Tuesday Trans Author: Poet Stephanie Burt
I’ve known Stephanie and admired her work as a poet and critic long before she transitioned. Here is a poem from her 2017 volume of poems Advice From the Lights (published by Graywolf Press).
I know a lot of people (many of them my students) who are intimidated by poetry. I suspect this is due to how they were taught this genre in high school. I ask students who get nervous when faced with reading poems (“will I understand it?”) to take a deep breath and simply experience the poem.
Believe me, no poet ever wrote a poem wanting their reading to feel like they’re taking the SAT. Poets are generally people who, first and foremost, value the Truth. I suggest you regard poems as atmospheres & experiences into which you, the reader, may enter into to simply feel, observe, and be.

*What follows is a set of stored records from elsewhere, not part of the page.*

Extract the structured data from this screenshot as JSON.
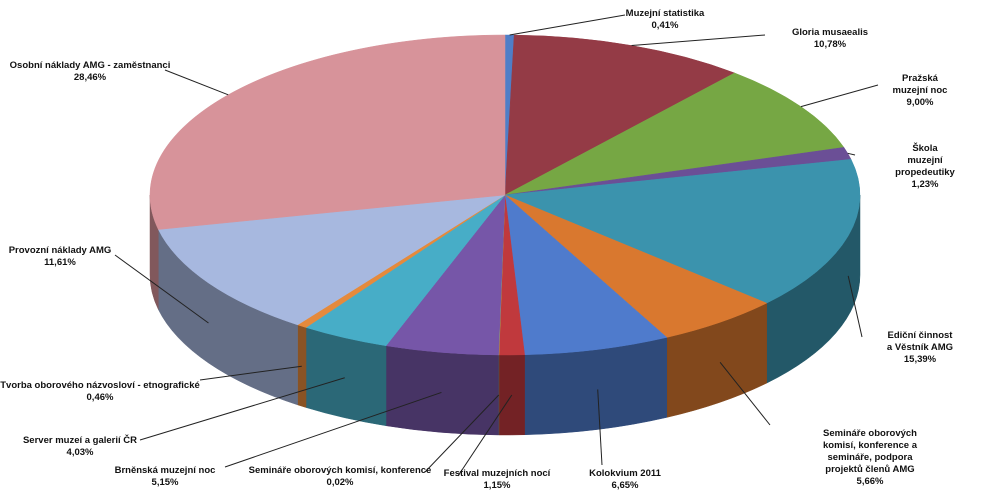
{
  "chart_data": {
    "type": "pie",
    "categories": [
      "Muzejní statistika",
      "Gloria musaealis",
      "Pražská muzejní noc",
      "Škola muzejní propedeutiky",
      "Ediční činnost a Věstník AMG",
      "Semináře oborových komisí, konference a semináře, podpora projektů členů AMG",
      "Kolokvium 2011",
      "Festival muzejních nocí",
      "Semináře oborových komisí, konference",
      "Brněnská muzejní noc",
      "Server muzeí a galerií ČR",
      "Tvorba oborového názvosloví - etnografické",
      "Provozní náklady AMG",
      "Osobní náklady AMG - zaměstnanci"
    ],
    "values": [
      0.41,
      10.78,
      9.0,
      1.23,
      15.39,
      5.66,
      6.65,
      1.15,
      0.02,
      5.15,
      4.03,
      0.46,
      11.61,
      28.46
    ],
    "value_labels": [
      "0,41%",
      "10,78%",
      "9,00%",
      "1,23%",
      "15,39%",
      "5,66%",
      "6,65%",
      "1,15%",
      "0,02%",
      "5,15%",
      "4,03%",
      "0,46%",
      "11,61%",
      "28,46%"
    ],
    "colors": [
      "#4f7ec7",
      "#943b46",
      "#76a744",
      "#6b4f96",
      "#3b93ad",
      "#d9782f",
      "#4f7bcc",
      "#c0393d",
      "#9bb957",
      "#7656a8",
      "#47adc7",
      "#e58a3c",
      "#a7b8df",
      "#d7939a"
    ]
  }
}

The poem I am sharing by Stephanie (below) speaks to the binaries we are presented with in childhood. “I learned to use stamps,” her speaker states, acknowledging the price she paid when “mail[ing herself] like a letter” out into the world as an AMAB (assigned male at birth) individual.

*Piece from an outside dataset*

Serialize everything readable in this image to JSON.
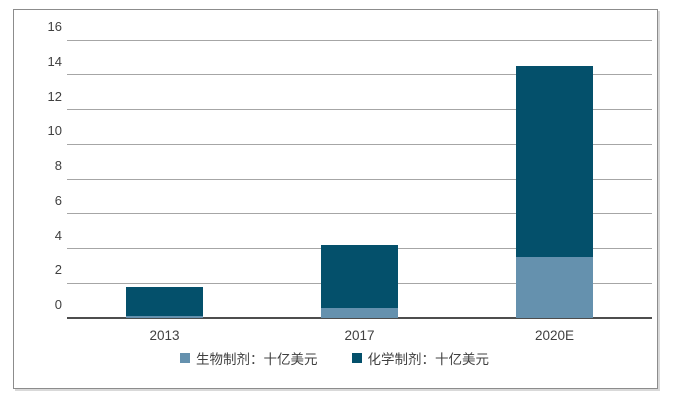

The poem closes in a joyful present, looking toward children climbing sun-hot monkey bars, but then turns to mourn the “lost Chuck Taylors” and “the lost Mary Janes.” This, to me, figures as those who were lost to these binary categories, children who were never liberated as, we learn, the speaker has been (not without difficulty).
Let us dwell for a moment on the daunting and difficult undertaking, the awesome challenge, of declaring oneself the gender they ARE as opposed to the one they were assigned at birth.
Here’s the poem:
Inside Outside Stephanie
1
I made myself. Mommy and Daddy were proud, in that order.
I didn’t mail myself like a letter some other kids
already knew. I learned to use stamps. They stuck to my thumb
without any glue. I didn’t have any permission.
2
There was a snowstorm that lasted three days
and a cavern of monochrome memory. There were board games, and a pencil-and-paper game
where the object was to figure out the object of the game.
There was a stack of broad-rule writing paper, and a stapled calendar,
and a 64-pack of sparkly rainbow crayons, to make each week look different
since they all started out black and white, and all the same.
3
O grapefruit (as color and flavor). O never quite rightly tied laces. O look,
up there on the uneven climbing bars,
too hot to touch where the sun touches, now that it’s spring,
the shadow of a tarp, like a sail between sailors
and thin swings that make no decision, like weathervanes.
O think of the lost Chuck Taylors. The lost Mary Janes.